Kosong. Aku kelayapan kemana saja, mencari hiburan, menghabiskan akhir pekan
dengan teman-temanku. Tentu saja, dengan perempuan-permpuan lain. Aku kacau.
Entah kalau Ivo.
Pertemuan
kembali kami terjadi pada sebuah resepsi pernikahan seorang rekan lama. Ivo
hadir bersama adik laki-lakinya. Aku hadir sendiri saja, karena aku sedang
tidak ingin membawa ’pasangan’ku saat itu. Awalnya kami sempat canggung, namun
menit berikutnya kami sudah melupakan ‘perselisihan’ yang ada. Kami ngobrol dan bicara banyak.
Esoknya,
kami jadi akrab lagi. Bersama lagi. Kali ini tanpa pernah membicarakan
‘pernikahan’.
Beberapa
kali aku mendapati Ivo mulai akrab dengan pria lain. Itu tidak mengusikku. Aku
juga punya beberapa kenalan wanita. Salah satu yang agak serius melakukan
pendekatan dengan Ivo adalah Wisnu, seorang manajer pemasaran sekaligus anak
pemilik perusahaan properti yang cukup ternama.

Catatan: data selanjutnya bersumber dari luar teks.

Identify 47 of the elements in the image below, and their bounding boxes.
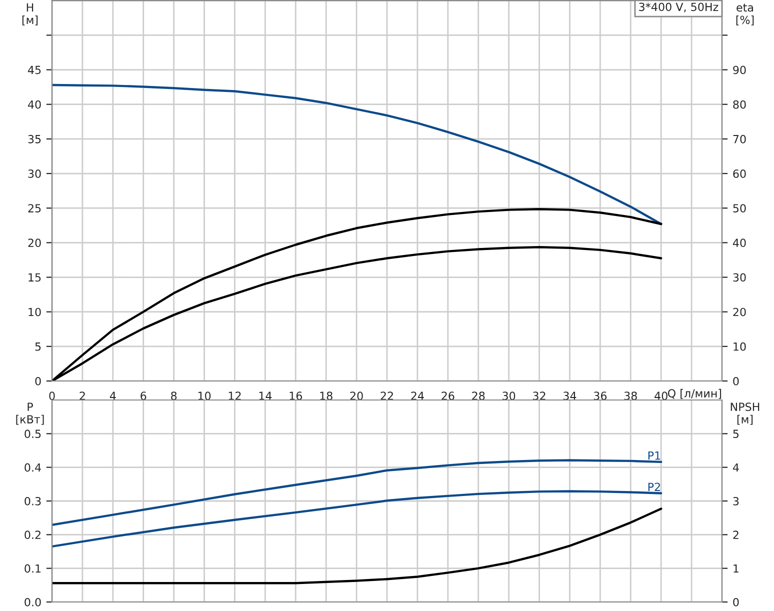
y2-tick-label: 0 xyxy=(733,598,739,606)
y2-tick-label: 30 xyxy=(733,273,746,282)
y2-tick-label: 50 xyxy=(733,204,746,212)
y-tick-label: 10 xyxy=(28,308,41,316)
y-tick-label: 0.3 xyxy=(24,496,41,506)
y-axis-title: H [м] xyxy=(22,3,38,26)
y2-tick-label: 4 xyxy=(732,463,739,472)
x-tick-label: 0 xyxy=(49,392,55,400)
x-tick-label: 40 xyxy=(654,392,668,400)
y2-tick-label: 70 xyxy=(733,134,746,144)
line-series xyxy=(52,459,662,526)
annotation: 3*400 V, 50Hz xyxy=(639,2,718,12)
y2-tick-label: 80 xyxy=(733,100,746,109)
y-tick-label: 35 xyxy=(28,134,41,144)
line-series xyxy=(52,84,662,226)
y-tick-label: 0.5 xyxy=(24,430,41,438)
y2-tick-label: 0 xyxy=(733,376,739,386)
y-tick-label: 45 xyxy=(28,66,41,74)
y-tick-label: 5 xyxy=(35,342,41,351)
y2-tick-label: 10 xyxy=(734,342,746,351)
y2-axis-title: NPSH [м] xyxy=(730,402,760,425)
y-tick-label: 40 xyxy=(28,100,41,109)
x-axis-title: Q [л/мин] xyxy=(668,388,722,399)
y-tick-label: 15 xyxy=(28,273,41,282)
y-tick-label: 0.2 xyxy=(24,530,40,540)
series-label: P2 xyxy=(648,482,660,491)
y2-axis-title: eta [%] xyxy=(736,4,754,26)
y2-tick-label: 2 xyxy=(733,530,738,539)
y-tick-label: 30 xyxy=(28,169,41,178)
y-tick-label: 0 xyxy=(35,376,41,386)
y-tick-label: 25 xyxy=(28,204,41,212)
y2-tick-label: 40 xyxy=(732,238,746,248)
y2-tick-label: 5 xyxy=(733,430,739,438)
y2-tick-label: 90 xyxy=(733,66,746,74)
y-tick-label: 0.0 xyxy=(24,598,41,606)
line-series xyxy=(52,490,662,548)
line-series xyxy=(52,508,662,584)
y2-tick-label: 60 xyxy=(733,169,746,178)
y-axis-title: P [кВт] xyxy=(16,402,44,425)
y-tick-label: 20 xyxy=(28,238,41,248)
x-tick-label: 4 xyxy=(110,392,116,400)
y2-tick-label: 3 xyxy=(733,496,739,506)
y-tick-label: 0.1 xyxy=(24,564,41,573)
y-tick-label: 0.4 xyxy=(24,463,41,472)
y2-tick-label: 20 xyxy=(733,308,746,316)
series-label: P1 xyxy=(648,452,660,460)
y2-tick-label: 1 xyxy=(734,564,738,573)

Perusahaan tempat Ivo bekerja dan perusahaan tempat Wisnu bekerja telah berhubungan cukup lama .
Aku
tidak tahu persis bentuk hubungan Ivo dengan Wisnu . Aku memang
dikenalkannya pada Wisnu. Tapi kupikir, pria itu hanyalah salah satu dari
sekian rekan Ivo. Aku tak berpikir apapun. Aku mestinya mulai ‘curiga’ saat Ivo
mulai ‘memuji’ Wisnu. Dari mulai jabatannya yang hebat, prestasinya sampai
selera musiknya yang konon sama dengan Ivo.
Tapi
kupikir, apa peduliku. Ivo masih lebih dekat padaku. Kami masih sering
menghabiskan waktu bersama. Akhir pekan yang manis. Sampai akhirnya, suatu
siang, ketika kami menghabiskan waktu istirahat kantor di restoran langganan
kami, Ivo menyampaikan lamaran Wisnu.
Aku,
Armadoni yang tegar, yang selalu merasa tidak bisa diikat oleh perempuan,
apalagi pernikahan, menyarankan dia
untuk menerima lamaran itu.
Mungkin
aku tidak sadar tengah menggali lubang kuburanku , tempat di mana aku merasa
kesepian dan sendiri!
==
Sabtu sore, penghujung
Juli
Aku
tidak tahu jam berapa mahluk kecil itu diantar Doni. Exi, seekor kucing blasteran siam dan kampung, merupakan
hewan peliharaan Doni. Seingatku, mahluk berbulu lembut ini sudah bersamanya hampir tiga tahun ini.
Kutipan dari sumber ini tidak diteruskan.